主の前にたどりついた住民は、完全に満たされ、自己充実し、自らの力で絶え間なく人々に供給するその方に、さまざまな贈り物を差し出した。それは太陽に向かって灯明を捧げるようなものである。それでも住民は、幼い者が保護者や父親を迎えるように、歓喜の言葉を口にしながら主を迎えた。

解説

至高主クリシュナは、ここでアートマーラーマと呼ばれています。主は自ら充実し、自分以外の源から幸福を求める必要はありません。主が自己充実しているのは、主の超越的存在そのものが完全な至福に満たされているからです。主は永遠に存在しており、全てを認識し、あらゆる面で至福に満ちあふれています。ですから、どれほど高価な贈り物を主にしても、主が必要としているものではありません。それでも万民の幸福を願うお方ですから、純粋な献身奉仕として捧げられたものは何でも、誰からでも受け入れます。主はそのような物を必要とするわけではないのです。なぜならあらゆるものは主の力によって作り出されたものだからです。この節では、主に何かを捧げることは、太陽神を崇拝するときにランプを捧げる行為に例えられています。火がついたもの、あるいは光っているものはどれも太陽のエネルギーの表れですが、太陽神を崇拝するにはランプの火を捧げなくてはなりません。太陽の崇拝では、崇拝者が何かを要求しているのですが、献身奉仕ではどちら側にもそのような要求はありません。中心になっているのは、主と献身者との純粋な愛情と愛着の交換です。

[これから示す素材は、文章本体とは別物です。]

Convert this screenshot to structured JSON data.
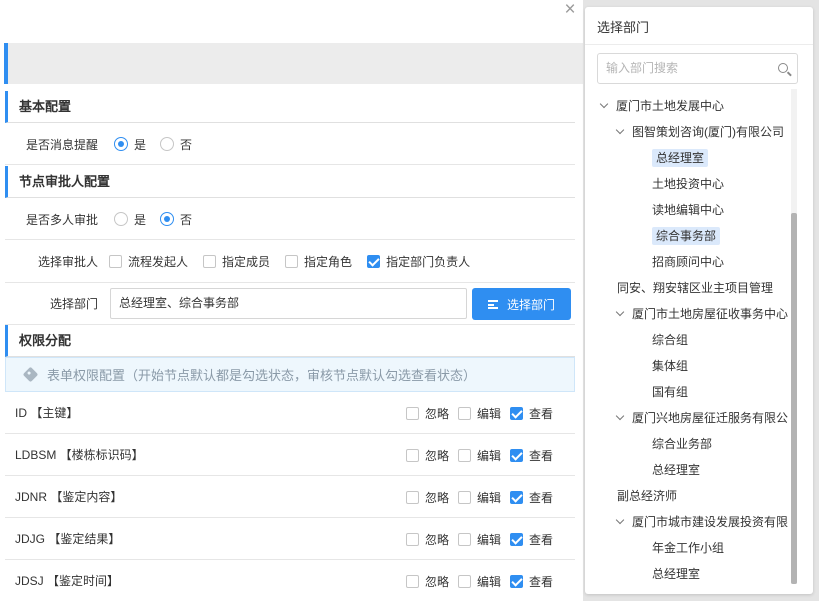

主は全生命体の至高の父親ですから、この神とのなくてはならない絆について知っている人は、至高の父親に子どもとして何かを要求できますし、父親は取引などせずに従順な子どもの要求に応えてくれます。主はまさに望みの木であり、主のいわれのない慈悲のおかげで、誰もが何でも主から得ることができます。一方、至高の父親である主は、純粋な献身者の奉仕を妨げるようなものは授けません。主に奉仕をしている人々は、主の超越的な魅力によって、純粋な献身奉仕をする境地に高められるのです。